Author(s): Sack J, Goldstein A, Charpak N, Rozin A, Ruiz-Pelaez JG, Figueroa de Calume Z, Charpak Y, Weller A

Affiliation(s): Department of Pediatrics, Sheba Medical Center & Sackler School of Medicine, Tel Hashomer, Israel. weller@mail.biu.ac.il

Publication date & source: 2003-10, Thyroid., 13(10):959-64.
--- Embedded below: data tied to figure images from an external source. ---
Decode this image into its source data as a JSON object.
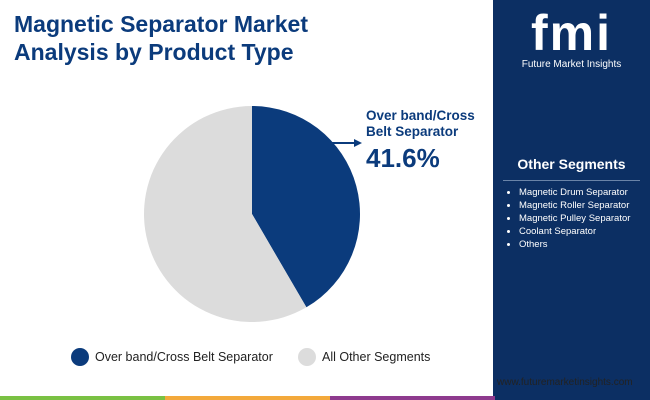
{
  "chart_data": {
    "type": "pie",
    "title": "Magnetic Separator Market Analysis by Product Type",
    "categories": [
      "Over band/Cross Belt Separator",
      "All Other Segments"
    ],
    "values": [
      41.6,
      58.4
    ],
    "value_labels": [
      "41.6%",
      null
    ],
    "colors": [
      "#0b3b7c",
      "#dcdcdc"
    ],
    "legend": "bottom"
  },
  "sidebar": {
    "logo": "fmi",
    "brand": "Future Market Insights",
    "heading": "Other Segments",
    "items": [
      "Magnetic Drum Separator",
      "Magnetic Roller Separator",
      "Magnetic Pulley Separator",
      "Coolant Separator",
      "Others"
    ],
    "url": "www.futuremarketinsights.com"
  }
}
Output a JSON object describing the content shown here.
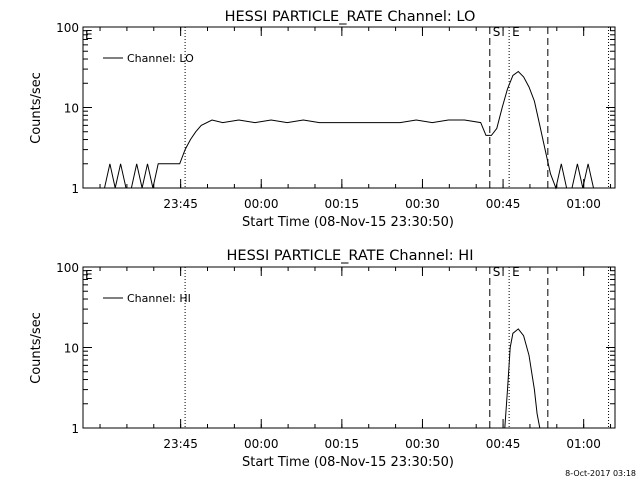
{
  "footer_timestamp": "8-Oct-2017 03:18",
  "chart_data": [
    {
      "type": "line",
      "title": "HESSI PARTICLE_RATE Channel: LO",
      "ylabel": "Counts/sec",
      "xlabel": "Start Time (08-Nov-15 23:30:50)",
      "yscale": "log",
      "ylim": [
        1,
        100
      ],
      "yticks": [
        "1",
        "10",
        "100"
      ],
      "xlim_minutes_since_start": [
        -4,
        95
      ],
      "xticks": [
        {
          "label": "23:45",
          "minute": 14.17
        },
        {
          "label": "00:00",
          "minute": 29.17
        },
        {
          "label": "00:15",
          "minute": 44.17
        },
        {
          "label": "00:30",
          "minute": 59.17
        },
        {
          "label": "00:45",
          "minute": 74.17
        },
        {
          "label": "01:00",
          "minute": 89.17
        }
      ],
      "legend": {
        "label": "Channel: LO",
        "position": "top-left"
      },
      "markers": {
        "E_left": "E",
        "S": "S",
        "E": "E"
      },
      "lines": {
        "dotted": [
          15,
          75.3,
          93.8
        ],
        "dashed": [
          71.7,
          82.5
        ]
      },
      "series": [
        {
          "name": "Channel: LO",
          "x": [
            0,
            1,
            2,
            3,
            4,
            5,
            6,
            7,
            8,
            9,
            10,
            11,
            12,
            13,
            14,
            15,
            16,
            17,
            18,
            20,
            22,
            25,
            28,
            31,
            34,
            37,
            40,
            43,
            46,
            49,
            52,
            55,
            58,
            61,
            64,
            67,
            70,
            71,
            72,
            73,
            74,
            75,
            76,
            77,
            78,
            79,
            80,
            81,
            82,
            83,
            84,
            85,
            86,
            87,
            88,
            89,
            90,
            91,
            92
          ],
          "y": [
            1,
            2,
            1,
            2,
            1,
            1,
            2,
            1,
            2,
            1,
            2,
            2,
            2,
            2,
            2,
            3,
            4,
            5,
            6,
            7,
            6.5,
            7,
            6.5,
            7,
            6.5,
            7,
            6.5,
            6.5,
            6.5,
            6.5,
            6.5,
            6.5,
            7,
            6.5,
            7,
            7,
            6.5,
            4.5,
            4.5,
            5.5,
            10,
            17,
            25,
            28,
            24,
            18,
            12,
            6,
            3,
            1.5,
            1,
            2,
            1,
            1,
            2,
            1,
            2,
            1,
            1
          ]
        }
      ]
    },
    {
      "type": "line",
      "title": "HESSI PARTICLE_RATE Channel: HI",
      "ylabel": "Counts/sec",
      "xlabel": "Start Time (08-Nov-15 23:30:50)",
      "yscale": "log",
      "ylim": [
        1,
        100
      ],
      "yticks": [
        "1",
        "10",
        "100"
      ],
      "xlim_minutes_since_start": [
        -4,
        95
      ],
      "xticks": [
        {
          "label": "23:45",
          "minute": 14.17
        },
        {
          "label": "00:00",
          "minute": 29.17
        },
        {
          "label": "00:15",
          "minute": 44.17
        },
        {
          "label": "00:30",
          "minute": 59.17
        },
        {
          "label": "00:45",
          "minute": 74.17
        },
        {
          "label": "01:00",
          "minute": 89.17
        }
      ],
      "legend": {
        "label": "Channel: HI",
        "position": "top-left"
      },
      "markers": {
        "E_left": "E",
        "S": "S",
        "E": "E"
      },
      "lines": {
        "dotted": [
          15,
          75.3,
          93.8
        ],
        "dashed": [
          71.7,
          82.5
        ]
      },
      "series": [
        {
          "name": "Channel: HI",
          "x": [
            74.5,
            75,
            75.5,
            76,
            77,
            78,
            79,
            80,
            80.5,
            81
          ],
          "y": [
            1,
            3,
            10,
            15,
            17,
            14,
            8,
            3,
            1.5,
            1
          ]
        }
      ]
    }
  ]
}
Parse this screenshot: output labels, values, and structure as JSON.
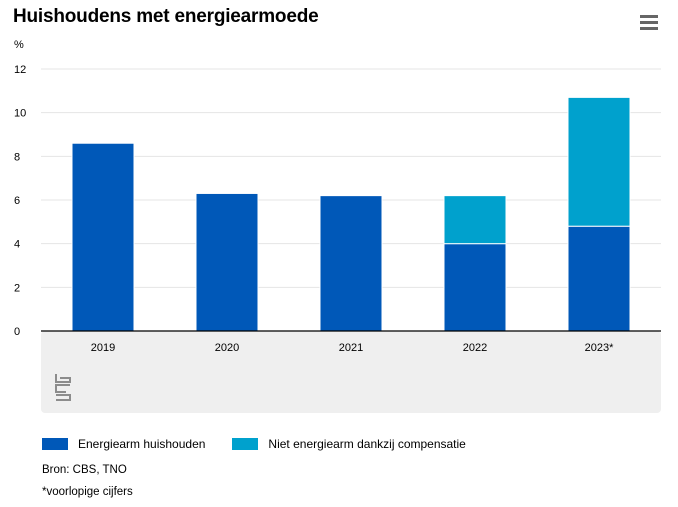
{
  "title": "Huishoudens met energiearmoede",
  "menu_icon": "hamburger-menu-icon",
  "unit_label": "%",
  "colors": {
    "series1": "#0058b8",
    "series2": "#00a1cd",
    "grid": "#e5e5e5",
    "axis": "#000000",
    "panel": "#efefef"
  },
  "chart_data": {
    "type": "bar",
    "stacked": true,
    "title": "Huishoudens met energiearmoede",
    "xlabel": "",
    "ylabel": "%",
    "ylim": [
      0,
      12
    ],
    "yticks": [
      0,
      2,
      4,
      6,
      8,
      10,
      12
    ],
    "categories": [
      "2019",
      "2020",
      "2021",
      "2022",
      "2023*"
    ],
    "series": [
      {
        "name": "Energiearm huishouden",
        "values": [
          8.6,
          6.3,
          6.2,
          4.0,
          4.8
        ]
      },
      {
        "name": "Niet energiearm dankzij compensatie",
        "values": [
          0,
          0,
          0,
          2.2,
          5.9
        ]
      }
    ],
    "grid": true,
    "legend_position": "bottom-left"
  },
  "source": "Bron: CBS, TNO",
  "note": "*voorlopige cijfers"
}
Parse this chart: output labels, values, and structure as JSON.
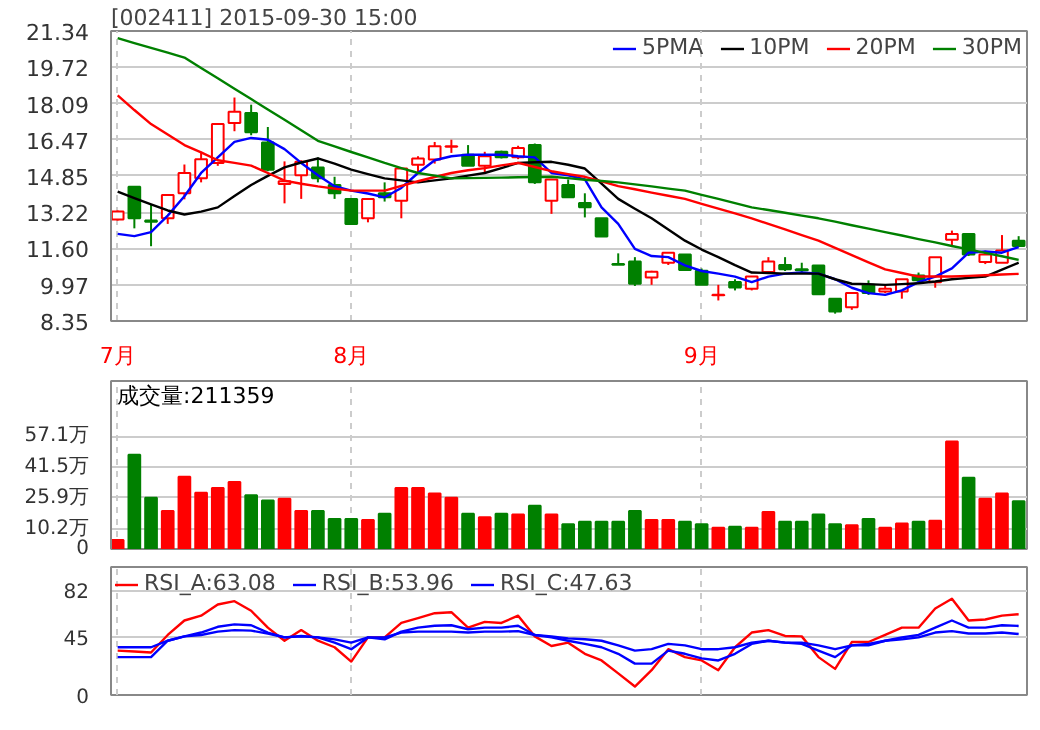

Publication type: Clinical Trial; Randomized Controlled Trial

Mild maternal hypothyroidism during pregnancy can adversely affect infant development. We studied thyrotropin (TSH) levels in mothers of premature and low-birth-weight infants in Colombia, where iodized salt supplements the diet to correct iodine deficiency. The additional impact of salt restriction in mothers with hypertensive disorders was examined. Blood was spotted on filter paper from 404 mothers and their infants. Using radioimmunoassay (RIA), TSH was measured in the mothers, and TSH and thyroxine in their infants at three postpartum times. Initially, mothers had high TSH levels (i.e., TSH > 10 mU/L in half the mothers at the first assessment). Fourteen days later, only 9.3%, and at calculated term 7.5% were greater than 10 mU/L. Maternal TSH levels correlated with infant birth weight and gestational age (r = 0.47, and r = 0.49, p < 0.01). Initial TSH values were higher in salt restricted (20.1 +/- 2 mU/L, n = 76) versus control mothers (14.6 +/- 0.85, n = 328, p < 0.01), dropping dramatically in both groups 14 days later (to 3.4 +/- 0.7 mU/L vs. 2.8 +/- 0.4 mU/L) and at calculated term (2.8 +/- 0.4 mU/L vs. 2.3 +/- 0.6 mU/L). Increased maternal TSH levels during pregnancy in an iodine-deficient area may be aggravated by salt restriction. Monitoring TSH and supplementing iodine or thyroxine are recommended in pregnancy, especially if dietary salt restriction is prescribed.